Posted on 16 October, 2014 by Dr Chyrisse Heine

Many types of hearing tests are available and the audiologist will decide which test to select based on the age of the client, the clinical situation, medical considerations and the information that is required. The following are explanations of some selected procedures (although many other tests are conducted, they are too numerous to explain here):

  1. Pure-tone audiometry – this is the most common procedure usually used in screening and diagnostic testing. It can be conducted in adults and children aged 3 years and older. In this test, the client is required to listen and respond to tones (beeps) of various pitch and loudness. A pure-tone audiometer, headphones and bone conductor are used to conduct this test.
  2. Free field or sound field audiometry – this test is used in young children who cannot participate in a pure-tone hearing test. In this test, the child usually sits on the Parent’s lap. The Audiologist presents a tone via a speaker. When the child responds to the sound, a puppet box (near the speaker) is lit up.
  3. Acoustic admittance/ impedance testing – this test evaluates the middle ear. In this test, a small probe tip is inserted into the ear canal and air pressure is pumped into the ear. The client is required to be still for a few seconds whilst the test is conducted. The client does not need to respond in any way.
  4. Speech tests – this test evaluates the client’s ability to hear speech. The client may be required to repeat words, sentences or parts of the sentence in quiet conditions or conditions when the speech has been filtered or there is background noise. These tests are also used to evaluate Central Auditory Processing Disorder (CAPD).
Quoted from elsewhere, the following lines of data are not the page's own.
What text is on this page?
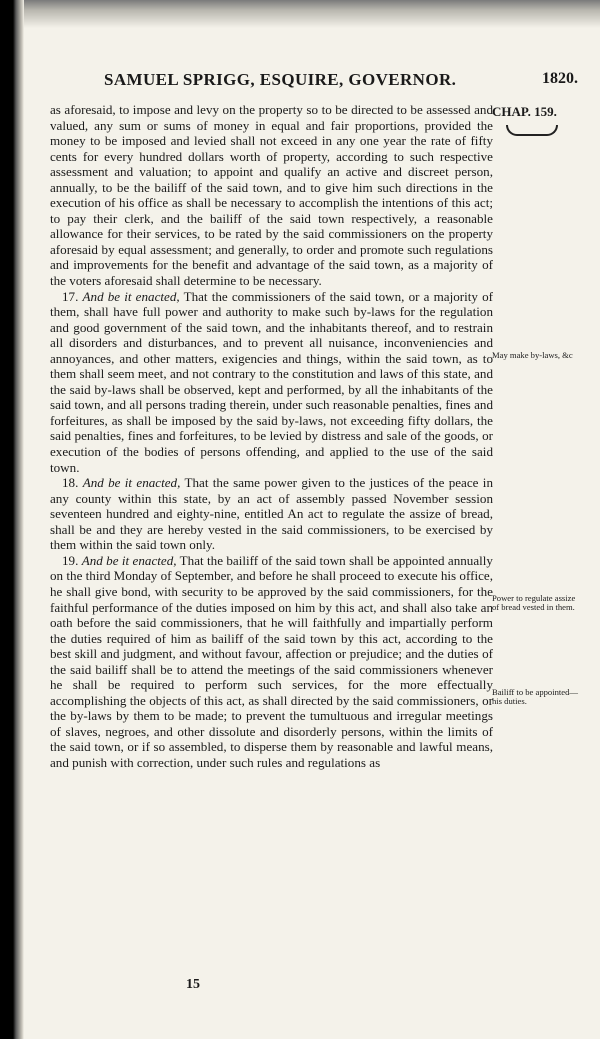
SAMUEL SPRIGG, ESQUIRE, GOVERNOR.	1820.
CHAP. 159.
May make by-laws, &c
Power to regulate assize of bread vested in them.
Bailiff to be appointed—his duties.

as aforesaid, to impose and levy on the property so to be directed to be assessed and valued, any sum or sums of money in equal and fair proportions, provided the money to be imposed and levied shall not exceed in any one year the rate of fifty cents for every hundred dollars worth of property, according to such respective assessment and valuation; to appoint and qualify an active and discreet person, annually, to be the bailiff of the said town, and to give him such directions in the execution of his office as shall be necessary to accomplish the intentions of this act; to pay their clerk, and the bailiff of the said town respectively, a reasonable allowance for their services, to be rated by the said commissioners on the property aforesaid by equal assessment; and generally, to order and promote such regulations and improvements for the benefit and advantage of the said town, as a majority of the voters aforesaid shall determine to be necessary.

17. And be it enacted, That the commissioners of the said town, or a majority of them, shall have full power and authority to make such by-laws for the regulation and good government of the said town, and the inhabitants thereof, and to restrain all disorders and disturbances, and to prevent all nuisance, inconveniencies and annoyances, and other matters, exigencies and things, within the said town, as to them shall seem meet, and not contrary to the constitution and laws of this state, and the said by-laws shall be observed, kept and performed, by all the inhabitants of the said town, and all persons trading therein, under such reasonable penalties, fines and forfeitures, as shall be imposed by the said by-laws, not exceeding fifty dollars, the said penalties, fines and forfeitures, to be levied by distress and sale of the goods, or execution of the bodies of persons offending, and applied to the use of the said town.

18. And be it enacted, That the same power given to the justices of the peace in any county within this state, by an act of assembly passed November session seventeen hundred and eighty-nine, entitled An act to regulate the assize of bread, shall be and they are hereby vested in the said commissioners, to be exercised by them within the said town only.

19. And be it enacted, That the bailiff of the said town shall be appointed annually on the third Monday of September, and before he shall proceed to execute his office, he shall give bond, with security to be approved by the said commissioners, for the faithful performance of the duties imposed on him by this act, and shall also take an oath before the said commissioners, that he will faithfully and impartially perform the duties required of him as bailiff of the said town by this act, according to the best skill and judgment, and without favour, affection or prejudice; and the duties of the said bailiff shall be to attend the meetings of the said commissioners whenever he shall be required to perform such services, for the more effectually accomplishing the objects of this act, as shall directed by the said commissioners, or the by-laws by them to be made; to prevent the tumultuous and irregular meetings of slaves, negroes, and other dissolute and disorderly persons, within the limits of the said town, or if so assembled, to disperse them by reasonable and lawful means, and punish with correction, under such rules and regulations as

15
  5. Otoacoustic Emissions (OAEs) – this test is an objective test and thus no response from the client is required. In this test, a small probe tip is inserted into the client’s outer ear canal. The client will hear a series of tone pips. This test gives the audiologist information about the client’ sinner ear status (particularly the hair cells of the cochlea).
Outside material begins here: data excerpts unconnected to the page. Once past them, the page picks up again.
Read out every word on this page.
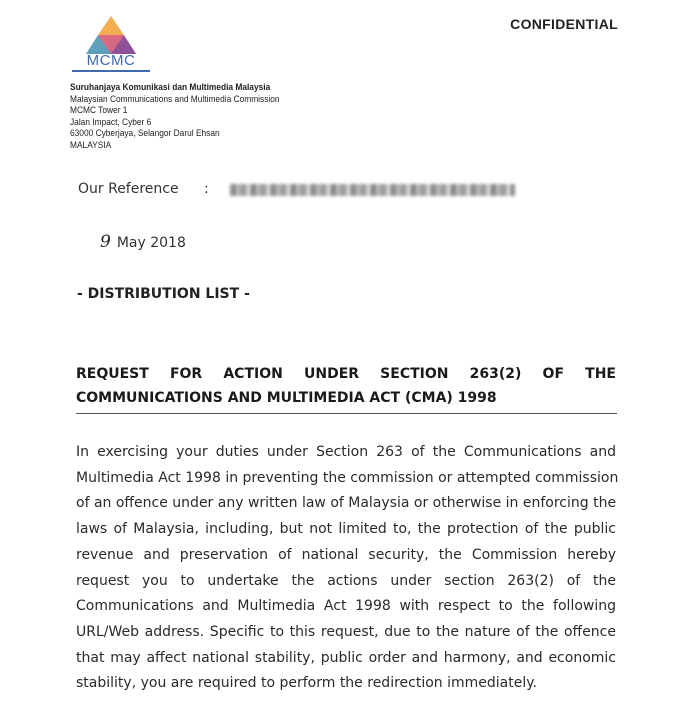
CONFIDENTIAL
MCMC
Suruhanjaya Komunikasi dan Multimedia Malaysia
Malaysian Communications and Multimedia Commission
MCMC Tower 1
Jalan Impact, Cyber 6
63000 Cyberjaya, Selangor Darul Ehsan
MALAYSIA
Our Reference :
9 May 2018
- DISTRIBUTION LIST -
REQUEST FOR ACTION UNDER SECTION 263(2) OF THE
COMMUNICATIONS AND MULTIMEDIA ACT (CMA) 1998
In exercising your duties under Section 263 of the Communications and
Multimedia Act 1998 in preventing the commission or attempted commission
of an offence under any written law of Malaysia or otherwise in enforcing the
laws of Malaysia, including, but not limited to, the protection of the public
revenue and preservation of national security, the Commission hereby
request you to undertake the actions under section 263(2) of the
Communications and Multimedia Act 1998 with respect to the following
URL/Web address. Specific to this request, due to the nature of the offence
that may affect national stability, public order and harmony, and economic
stability, you are required to perform the redirection immediately.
  6. Auditory Brainstem Response (ABR) – this test is used to evaluate the neural (nerve) firing of the CANS. An ABR machine, electrodes and a headphone are used. The client is required to be very still during this procedure and young children may require sedation. The screening version of this test is used to screen the hearing of newborns under the Universal Hearing Screening program.

Note: Audiological tests are not painful in any way and there is no risk associated with having any of the Audiological procedures mentioned above. Audiologists abide by a code of conduct and in accordance with this code, equipment should be calibrated and cleaned regularly.